|The Gentlemen at War Policing Britain 1939-45 by Roy Ingleton|
Very little has been written about the work of the police in the Second World War. The fire service, the wardens, the Home Guard - all have had books devoted to them. But the vital role played by the omnipresent police men and women, has been largely ignored. And yet policing tasks and responsibilities underwent an almost complete change virtually overnight. Draconian new laws were passed; policemen whose beats happened to include a Jewish ghetto found themselves interning some good friends, just because they came from Germany. New organisations were formed (wardens, Home Guard, AFS), many of which had responsibilities that tended to overlap those of the police. No longer did the country bobby have just a little poaching to worry about; he suddenly found a squadron of B17s based on his "patch", with its full complement of attendant US servicemen.
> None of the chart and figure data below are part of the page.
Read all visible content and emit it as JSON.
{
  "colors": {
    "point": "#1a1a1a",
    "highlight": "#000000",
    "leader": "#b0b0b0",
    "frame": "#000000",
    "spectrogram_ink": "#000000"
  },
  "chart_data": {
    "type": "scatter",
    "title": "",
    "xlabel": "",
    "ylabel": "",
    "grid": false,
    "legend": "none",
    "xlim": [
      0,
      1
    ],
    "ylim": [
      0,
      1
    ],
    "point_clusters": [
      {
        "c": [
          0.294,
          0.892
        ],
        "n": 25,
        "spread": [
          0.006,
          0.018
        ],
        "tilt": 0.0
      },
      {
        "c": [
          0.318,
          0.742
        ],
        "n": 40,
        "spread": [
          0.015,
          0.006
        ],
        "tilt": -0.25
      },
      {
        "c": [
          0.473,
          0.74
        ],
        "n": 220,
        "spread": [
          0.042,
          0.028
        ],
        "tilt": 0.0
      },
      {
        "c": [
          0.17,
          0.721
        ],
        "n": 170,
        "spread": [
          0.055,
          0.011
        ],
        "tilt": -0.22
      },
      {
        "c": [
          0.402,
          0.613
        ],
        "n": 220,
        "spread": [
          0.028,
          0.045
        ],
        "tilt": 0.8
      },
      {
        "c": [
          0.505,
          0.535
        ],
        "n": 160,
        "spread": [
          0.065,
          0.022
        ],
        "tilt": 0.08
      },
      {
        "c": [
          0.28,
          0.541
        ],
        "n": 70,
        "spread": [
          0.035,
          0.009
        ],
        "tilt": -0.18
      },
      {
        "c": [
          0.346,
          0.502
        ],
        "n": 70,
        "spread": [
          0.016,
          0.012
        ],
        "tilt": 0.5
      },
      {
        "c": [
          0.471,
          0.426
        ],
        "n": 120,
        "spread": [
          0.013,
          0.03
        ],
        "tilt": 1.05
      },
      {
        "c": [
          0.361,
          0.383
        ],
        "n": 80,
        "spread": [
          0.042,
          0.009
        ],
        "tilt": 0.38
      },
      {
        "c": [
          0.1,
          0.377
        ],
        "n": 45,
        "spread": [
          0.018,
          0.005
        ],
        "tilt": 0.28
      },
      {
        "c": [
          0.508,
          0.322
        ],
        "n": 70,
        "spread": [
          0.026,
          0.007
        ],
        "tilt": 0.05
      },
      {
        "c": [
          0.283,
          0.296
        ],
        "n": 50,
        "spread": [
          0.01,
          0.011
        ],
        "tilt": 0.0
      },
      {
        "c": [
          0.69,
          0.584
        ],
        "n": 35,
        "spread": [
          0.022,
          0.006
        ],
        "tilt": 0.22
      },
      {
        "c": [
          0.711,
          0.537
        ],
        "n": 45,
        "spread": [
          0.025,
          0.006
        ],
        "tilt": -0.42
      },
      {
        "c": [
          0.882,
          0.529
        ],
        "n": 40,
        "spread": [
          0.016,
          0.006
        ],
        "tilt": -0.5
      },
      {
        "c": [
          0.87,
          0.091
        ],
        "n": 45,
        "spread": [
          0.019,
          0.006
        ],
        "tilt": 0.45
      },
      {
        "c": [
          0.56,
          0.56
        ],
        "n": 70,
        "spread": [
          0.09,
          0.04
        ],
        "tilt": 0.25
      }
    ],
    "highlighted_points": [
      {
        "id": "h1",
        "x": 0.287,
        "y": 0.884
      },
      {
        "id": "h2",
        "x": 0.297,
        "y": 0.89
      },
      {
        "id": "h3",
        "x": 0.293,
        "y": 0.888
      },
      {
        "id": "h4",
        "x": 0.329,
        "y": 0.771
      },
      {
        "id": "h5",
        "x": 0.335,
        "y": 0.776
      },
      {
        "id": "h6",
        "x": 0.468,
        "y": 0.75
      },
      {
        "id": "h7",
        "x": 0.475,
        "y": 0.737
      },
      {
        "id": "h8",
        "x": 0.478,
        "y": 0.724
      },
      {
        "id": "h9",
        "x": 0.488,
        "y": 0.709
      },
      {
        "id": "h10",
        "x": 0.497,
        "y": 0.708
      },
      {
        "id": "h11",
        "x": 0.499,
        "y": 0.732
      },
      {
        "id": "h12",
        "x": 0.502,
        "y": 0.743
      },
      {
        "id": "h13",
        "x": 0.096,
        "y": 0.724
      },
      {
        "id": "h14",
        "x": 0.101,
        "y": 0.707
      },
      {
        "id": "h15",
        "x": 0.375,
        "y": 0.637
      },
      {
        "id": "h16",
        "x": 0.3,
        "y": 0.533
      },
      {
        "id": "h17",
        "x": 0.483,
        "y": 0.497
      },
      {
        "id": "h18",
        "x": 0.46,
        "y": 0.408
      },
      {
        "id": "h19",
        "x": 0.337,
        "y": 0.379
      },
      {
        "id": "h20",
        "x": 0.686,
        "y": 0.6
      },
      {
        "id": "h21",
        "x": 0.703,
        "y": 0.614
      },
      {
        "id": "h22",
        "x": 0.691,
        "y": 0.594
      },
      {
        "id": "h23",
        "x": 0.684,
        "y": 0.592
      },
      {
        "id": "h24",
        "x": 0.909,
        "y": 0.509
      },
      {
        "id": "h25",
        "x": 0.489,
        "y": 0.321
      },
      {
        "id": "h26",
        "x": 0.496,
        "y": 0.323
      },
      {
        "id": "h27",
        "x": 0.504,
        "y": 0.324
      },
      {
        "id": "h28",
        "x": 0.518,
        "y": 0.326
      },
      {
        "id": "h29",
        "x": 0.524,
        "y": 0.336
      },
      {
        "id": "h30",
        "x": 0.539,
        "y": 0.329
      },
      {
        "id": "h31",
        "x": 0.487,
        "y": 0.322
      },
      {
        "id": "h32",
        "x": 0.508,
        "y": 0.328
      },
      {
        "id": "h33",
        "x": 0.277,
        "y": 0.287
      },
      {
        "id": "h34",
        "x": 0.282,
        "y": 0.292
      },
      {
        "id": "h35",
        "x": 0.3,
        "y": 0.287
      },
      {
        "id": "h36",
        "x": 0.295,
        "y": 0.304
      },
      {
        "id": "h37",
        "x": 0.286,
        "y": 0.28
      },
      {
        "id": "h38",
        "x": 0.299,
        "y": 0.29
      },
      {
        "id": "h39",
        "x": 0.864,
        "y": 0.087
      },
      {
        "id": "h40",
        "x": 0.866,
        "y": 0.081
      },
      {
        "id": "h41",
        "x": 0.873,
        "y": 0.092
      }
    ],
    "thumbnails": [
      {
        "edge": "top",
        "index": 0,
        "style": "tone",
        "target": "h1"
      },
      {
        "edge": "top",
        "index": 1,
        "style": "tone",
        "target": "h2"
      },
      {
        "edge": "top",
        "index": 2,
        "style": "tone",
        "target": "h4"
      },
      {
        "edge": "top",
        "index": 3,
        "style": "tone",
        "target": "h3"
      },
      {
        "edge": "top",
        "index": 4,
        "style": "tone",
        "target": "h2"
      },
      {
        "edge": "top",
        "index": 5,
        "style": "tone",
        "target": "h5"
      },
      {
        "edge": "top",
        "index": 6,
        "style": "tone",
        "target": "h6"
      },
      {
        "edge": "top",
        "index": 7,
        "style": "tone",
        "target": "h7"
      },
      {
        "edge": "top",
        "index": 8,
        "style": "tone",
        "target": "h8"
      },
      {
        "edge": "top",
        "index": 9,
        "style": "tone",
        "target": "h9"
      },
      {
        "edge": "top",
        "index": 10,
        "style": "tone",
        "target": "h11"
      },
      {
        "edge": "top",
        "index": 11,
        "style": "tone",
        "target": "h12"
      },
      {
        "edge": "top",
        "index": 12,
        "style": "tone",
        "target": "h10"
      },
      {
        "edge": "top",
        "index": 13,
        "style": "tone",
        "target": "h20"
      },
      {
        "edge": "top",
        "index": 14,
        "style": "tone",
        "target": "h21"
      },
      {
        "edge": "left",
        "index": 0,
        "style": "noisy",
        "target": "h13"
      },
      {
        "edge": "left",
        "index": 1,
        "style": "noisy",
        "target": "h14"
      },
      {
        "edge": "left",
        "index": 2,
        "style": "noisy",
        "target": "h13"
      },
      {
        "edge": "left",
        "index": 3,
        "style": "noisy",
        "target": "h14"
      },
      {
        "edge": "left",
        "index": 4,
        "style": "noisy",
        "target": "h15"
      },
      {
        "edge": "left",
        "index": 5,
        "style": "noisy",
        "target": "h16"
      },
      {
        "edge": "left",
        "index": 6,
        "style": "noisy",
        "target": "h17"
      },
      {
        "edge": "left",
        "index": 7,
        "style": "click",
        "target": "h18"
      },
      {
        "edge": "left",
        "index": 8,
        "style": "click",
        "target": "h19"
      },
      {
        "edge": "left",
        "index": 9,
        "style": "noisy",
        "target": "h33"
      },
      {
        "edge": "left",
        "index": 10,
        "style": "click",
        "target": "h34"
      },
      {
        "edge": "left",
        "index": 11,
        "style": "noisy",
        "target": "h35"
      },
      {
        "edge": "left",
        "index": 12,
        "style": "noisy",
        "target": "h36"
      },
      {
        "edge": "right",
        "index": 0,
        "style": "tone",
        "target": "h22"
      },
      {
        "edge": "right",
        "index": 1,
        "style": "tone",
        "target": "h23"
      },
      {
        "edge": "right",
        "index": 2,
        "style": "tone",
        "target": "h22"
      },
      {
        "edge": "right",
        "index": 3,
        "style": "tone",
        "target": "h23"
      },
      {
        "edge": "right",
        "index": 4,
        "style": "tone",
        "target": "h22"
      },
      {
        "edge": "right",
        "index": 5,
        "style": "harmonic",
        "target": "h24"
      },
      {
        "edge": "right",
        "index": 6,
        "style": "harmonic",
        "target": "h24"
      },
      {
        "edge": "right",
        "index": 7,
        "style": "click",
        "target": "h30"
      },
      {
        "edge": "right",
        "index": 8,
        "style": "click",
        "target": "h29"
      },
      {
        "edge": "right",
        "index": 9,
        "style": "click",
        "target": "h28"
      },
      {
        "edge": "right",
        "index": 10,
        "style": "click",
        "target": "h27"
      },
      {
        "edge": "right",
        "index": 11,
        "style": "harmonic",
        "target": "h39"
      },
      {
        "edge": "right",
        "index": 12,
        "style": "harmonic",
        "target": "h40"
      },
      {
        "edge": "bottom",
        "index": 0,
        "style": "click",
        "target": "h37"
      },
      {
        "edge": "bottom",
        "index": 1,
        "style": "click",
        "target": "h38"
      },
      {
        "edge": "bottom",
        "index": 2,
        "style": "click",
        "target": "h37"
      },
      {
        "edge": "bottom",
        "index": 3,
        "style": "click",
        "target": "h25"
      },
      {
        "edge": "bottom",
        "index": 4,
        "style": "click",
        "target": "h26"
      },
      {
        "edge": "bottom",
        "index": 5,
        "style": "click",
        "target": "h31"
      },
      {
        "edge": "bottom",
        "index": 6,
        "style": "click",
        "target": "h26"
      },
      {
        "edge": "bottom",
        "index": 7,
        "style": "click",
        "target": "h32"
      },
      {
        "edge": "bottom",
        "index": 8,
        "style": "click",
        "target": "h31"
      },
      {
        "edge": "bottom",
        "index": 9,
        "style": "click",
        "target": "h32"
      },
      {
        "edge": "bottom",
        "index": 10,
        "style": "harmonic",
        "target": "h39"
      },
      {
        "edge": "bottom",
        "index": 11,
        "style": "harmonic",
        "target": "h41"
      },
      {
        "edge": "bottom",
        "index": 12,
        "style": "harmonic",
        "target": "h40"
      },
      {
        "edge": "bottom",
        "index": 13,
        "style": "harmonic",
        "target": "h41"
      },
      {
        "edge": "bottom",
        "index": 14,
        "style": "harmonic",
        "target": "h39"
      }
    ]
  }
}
This book examines the changed role of the wartime police force and the effect the War had on the morals and mores of the population. It explores how shortages and rationing affected traditional standards. It reviews how the absence of menfolk and the influx of foreign troops was reflected in changes in moral behaviour, increased prostitution, sexual offences and vice in general. Other matters considered are the variations in crime patterns, the effect of the war on police/public relations and whether the experience fundamentally changed police attitudes and subsequent policing philosophies.
Using both primary sources (the memories of surviving members of the force) and secondary sources (official publications, contemporary books, magazines, etc.), THE GENTLEMAN AT WAR successfully conveys the flavour of the period whilst providing an empirical analysis of the philosophy of policing in those uniquely troubled years.